Documents d’urbanisme
Le dernier axe entend agir sur la norme. Le cadre des codes de l’environnement et de l’urbanisme est bien fourni mais il est tout de même envisagé de traduire quatre mesures énoncées par la CCC - parmi treize recommandations pour la sobriété foncière - dans un projet de loi à déposer au premier trimestre 2021 : la définition de l’artificialisation et de la trajectoire de sobriété foncière, l’urbanisme commercial et les réversibilités des bâtiments. Pour le reste, il s’agir de fixer la trajectoire du ZAN dans les schémas régionaux d'aménagement, de développement durable et d'égalité des territoires (Sraddet) et de la décliner dans les schémas de cohérence territoriale (Scot) et les plans locaux d'urbanisme (PLU), le cas échéant intercommunaux (PLUi).
Points de vigilance
Sur le papier, ces louables intentions dessinent un futur plus désirable. La nature en ville serait valorisée, l’ouverture de terrains à l’urbanisation conditionnée à la mobilisation de gisements existants (friches, logements vacants, bâtis sous-utilisés), les zones commerciales périphériques stoppées avant d’être mieux encadrées et le recyclage de la ville sur la ville, encouragé.
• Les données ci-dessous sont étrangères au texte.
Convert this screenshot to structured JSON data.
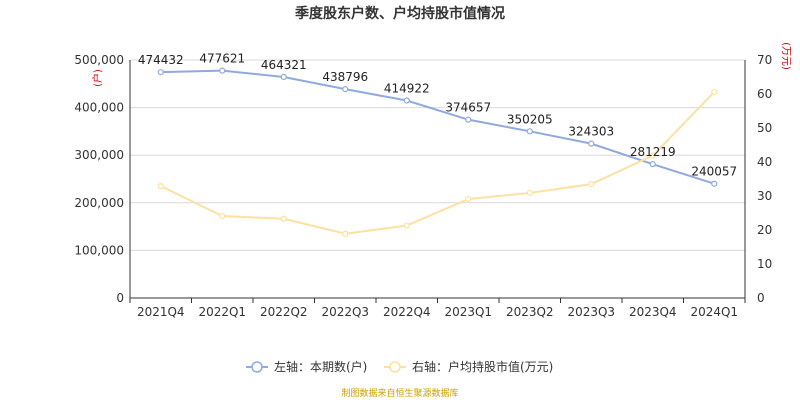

Mais dans la vraie vie, le retour d’expérience du maire Jean-Luc Pérat, confronté à six friches dans sa commune en 1990, alerte. L’élu insiste sur la double nécessité d’avoir en mains un diagnostic éclairant – en l’espèce, une étude « Cadre de vie » avec des projections à 5, 10, 15 ans – et de définir un projet en priorisant les actions et en mobilisant les acteurs locaux et notamment la population. Ses « 30 ans de reconquête des friches » ont été possibles, insiste-t-il encore, grâce « aux partenariats avec l’EPF et les bailleurs sociaux », ajoutant l’intérêt « d’élargir le projet à l’intercommunalité ».
La relance à la rescousse
« Les EPF sont là sur le temps long pour fournir les outils opérationnels aux collectivités », a rappelé Loranne Bailly, soulignant leur aide pour « porter le foncier, apporter des compétences et résoudre l’équation économique de projets complexes ». Car les moyens financiers sont leur nœud gordien. Ainsi, dans le plan de relance du gouvernement 2021-2022, la sobriété foncière est-elle dotée de 350 millions d’euros pour la construction durable – constructions sobres au-delà d’un seuil de densité fixé par commune au niveau national – et 300 millions pour le traitement des friches et le recyclage foncier – revitalisation des cœurs de ville et périphérie urbaine et projets de requalification à vocation productive notamment.